Schmitz, a redshirt who took advantage of a sixth year with the NCAA’s COVID-19 exception, made 35 starts at Minnesota and was named a 2022 First-Team All-American. He showed he could lead veterans and underclassmen alike.

Schoen played it coy at last week’s pre-draft press conference when asked about the centers in this draft, citing the returns and signings of veterans such as guard/center Ben Bredeson and center J.C. Hassenauer as options.

“I think there’s some depth in the draft, but I don’t think we have to [draft one],” he said. “Talking with the coaching staff and the personnel staff, there’s people in-house [who] are available candidates for that. It will be [a] good competition.”

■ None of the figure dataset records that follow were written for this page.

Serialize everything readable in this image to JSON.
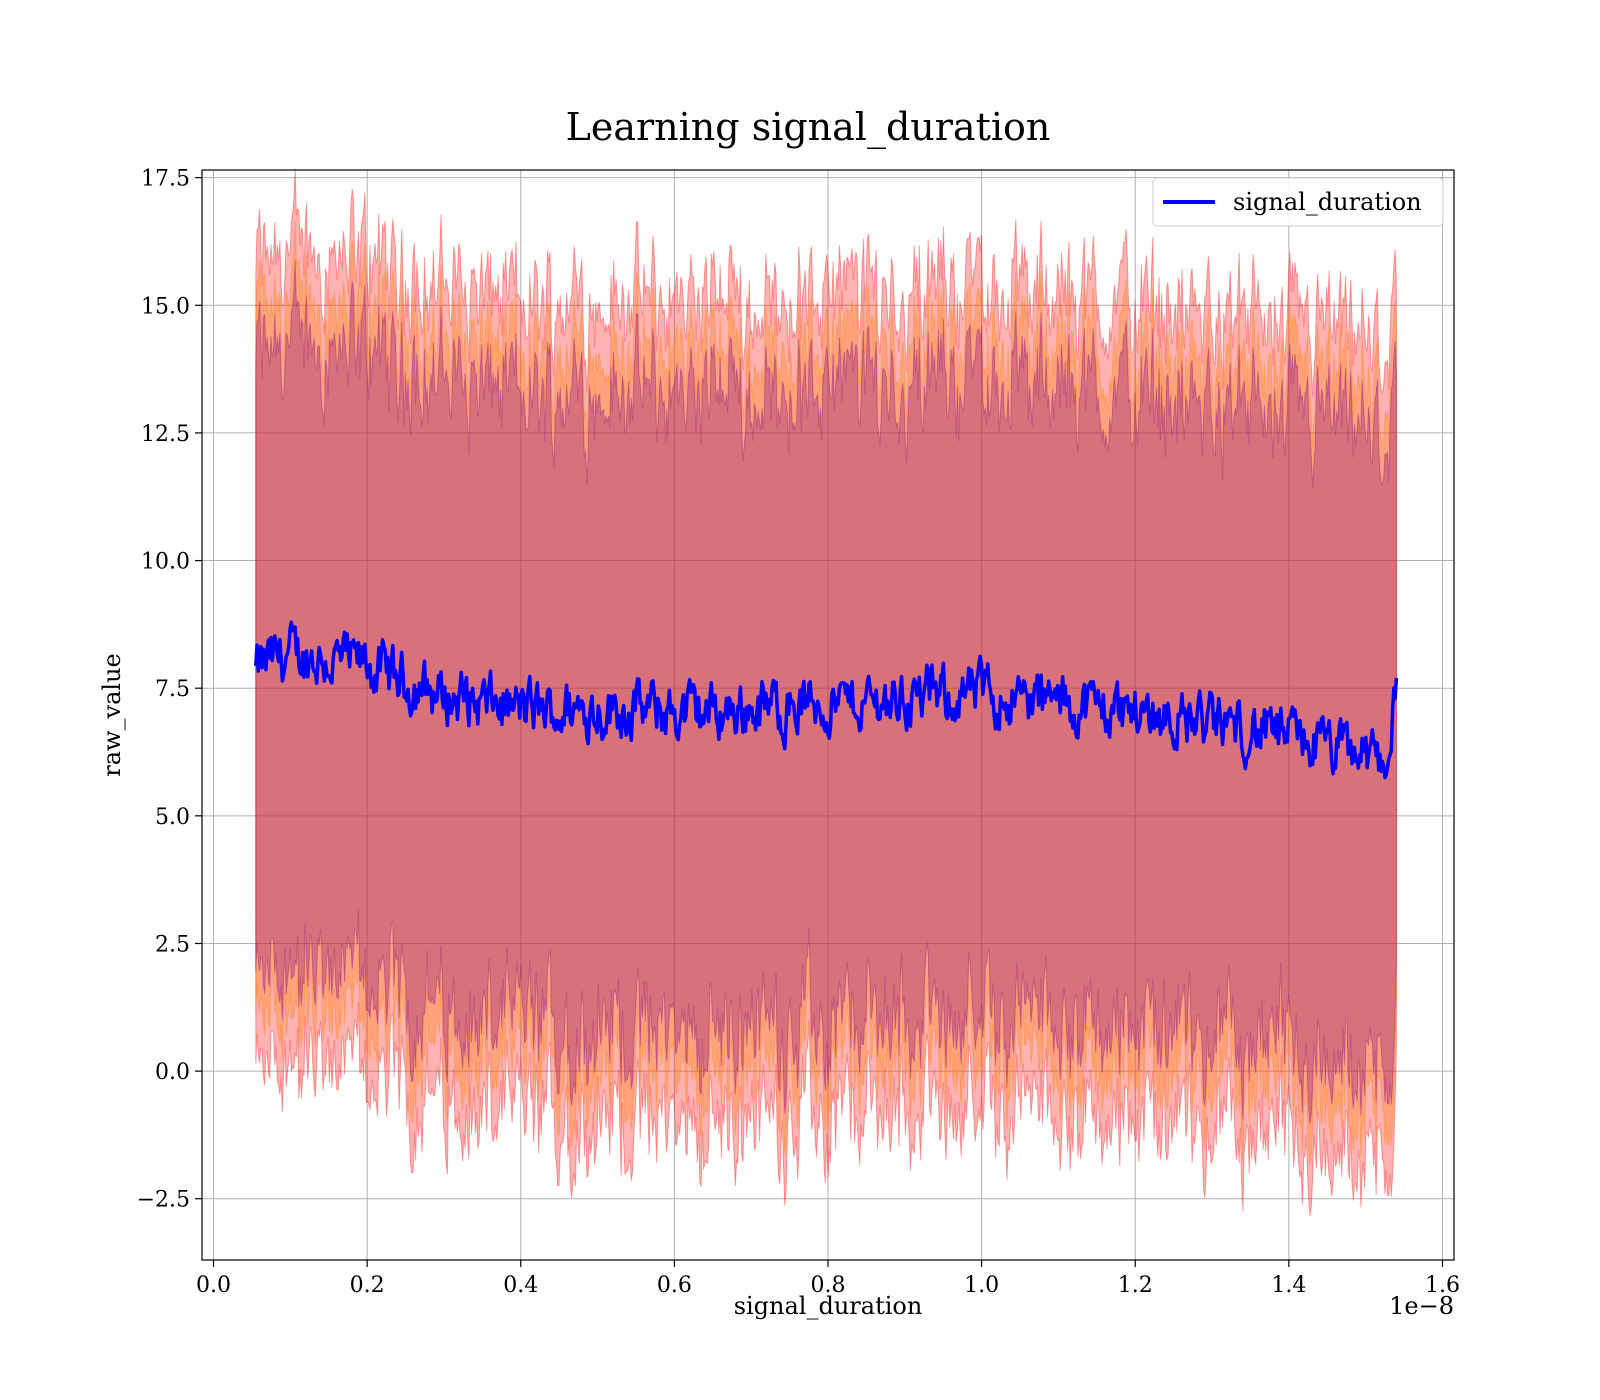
{
  "chart_data": {
    "type": "line",
    "title": "Learning signal_duration",
    "xlabel": "signal_duration",
    "ylabel": "raw_value",
    "x_scale_label": "1e−8",
    "x_scale": 1e-08,
    "xlim": [
      -0.015,
      1.615
    ],
    "ylim": [
      -3.7,
      17.65
    ],
    "x_ticks": [
      0.0,
      0.2,
      0.4,
      0.6,
      0.8,
      1.0,
      1.2,
      1.4,
      1.6
    ],
    "x_tick_labels": [
      "0.0",
      "0.2",
      "0.4",
      "0.6",
      "0.8",
      "1.0",
      "1.2",
      "1.4",
      "1.6"
    ],
    "y_ticks": [
      -2.5,
      0.0,
      2.5,
      5.0,
      7.5,
      10.0,
      12.5,
      15.0,
      17.5
    ],
    "y_tick_labels": [
      "−2.5",
      "0.0",
      "2.5",
      "5.0",
      "7.5",
      "10.0",
      "12.5",
      "15.0",
      "17.5"
    ],
    "grid": true,
    "legend": {
      "position": "top-right",
      "entries": [
        "signal_duration"
      ]
    },
    "colors": {
      "mean_line": "#0000ff",
      "band_outer": "#ff0000",
      "band_middle": "#ff8000",
      "band_inner": "#800080",
      "grid": "#b0b0b0"
    },
    "x_range_data": [
      0.055,
      1.54
    ],
    "series": [
      {
        "name": "signal_duration",
        "x": [
          0.055,
          0.07,
          0.1,
          0.15,
          0.2,
          0.25,
          0.3,
          0.35,
          0.4,
          0.45,
          0.5,
          0.55,
          0.6,
          0.65,
          0.7,
          0.75,
          0.8,
          0.85,
          0.9,
          0.95,
          1.0,
          1.05,
          1.1,
          1.15,
          1.2,
          1.25,
          1.3,
          1.35,
          1.4,
          1.45,
          1.5,
          1.53,
          1.54
        ],
        "y": [
          7.8,
          8.0,
          8.15,
          8.05,
          7.95,
          7.6,
          7.35,
          7.2,
          7.1,
          7.05,
          7.1,
          7.1,
          7.0,
          7.05,
          7.1,
          7.15,
          7.2,
          7.25,
          7.3,
          7.35,
          7.4,
          7.3,
          7.2,
          7.15,
          7.05,
          6.95,
          6.8,
          6.7,
          6.55,
          6.35,
          6.15,
          6.15,
          7.7
        ]
      }
    ],
    "bands": [
      {
        "color_key": "band_outer",
        "offset": 8.0
      },
      {
        "color_key": "band_middle",
        "offset": 7.0
      },
      {
        "color_key": "band_inner",
        "offset": 6.2
      }
    ]
  }
}
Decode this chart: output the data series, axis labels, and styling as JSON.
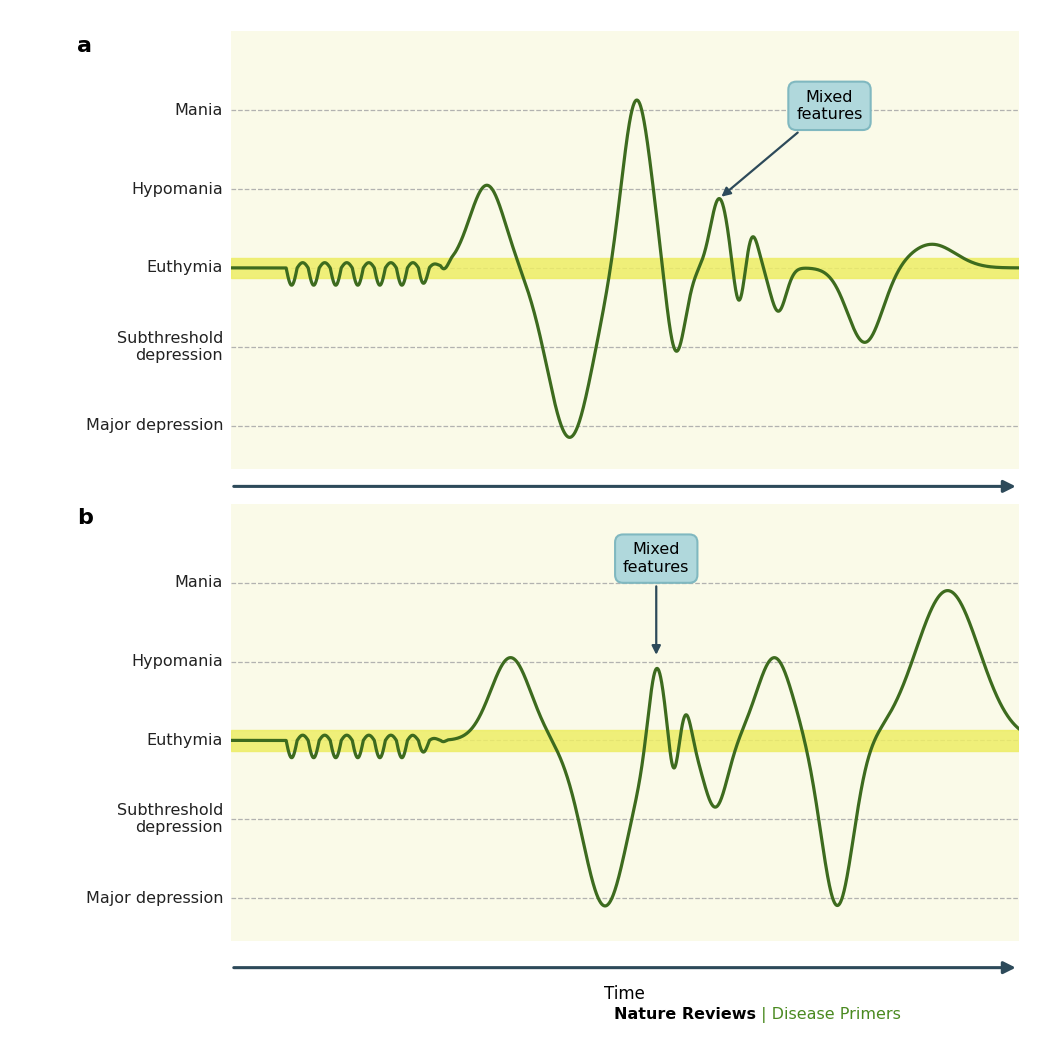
{
  "panel_bg": "#fafae8",
  "yellow_band_color": "#eeee66",
  "line_color": "#3d6b1e",
  "line_width": 2.3,
  "arrow_color": "#2d4a5a",
  "box_bg": "#b0d8dc",
  "box_edge": "#80b8c0",
  "dashed_color": "#aaaaaa",
  "white_bg": "#ffffff",
  "panel_a_label": "a",
  "panel_b_label": "b",
  "time_label": "Time",
  "footer_bold": "Nature Reviews",
  "footer_green": " | Disease Primers",
  "euthymia_y": 2.0,
  "euthymia_band_half": 0.13,
  "y_labels": [
    "Mania",
    "Hypomania",
    "Euthymia",
    "Subthreshold\ndepression",
    "Major depression"
  ],
  "y_vals": [
    4.0,
    3.0,
    2.0,
    1.0,
    0.0
  ],
  "ylim": [
    -0.55,
    5.0
  ],
  "xlim": [
    0,
    10
  ]
}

But as Sirles said, having an “elite” center is a different level of security for a growing offense with a franchise quarterback. And Schmitz can be that in New York.

“John Michael’s going to be elite,” he said. “It’s not going to be right away, because no one is as a rookie. But he’s going to work himself to be that elite center where you don’t have to worry about that. Now you can say, let’s leave that position alone. Let’s leave the O-line to do their thing and focus on everything else.”

Wouldn’t that be something if the Giants could say that.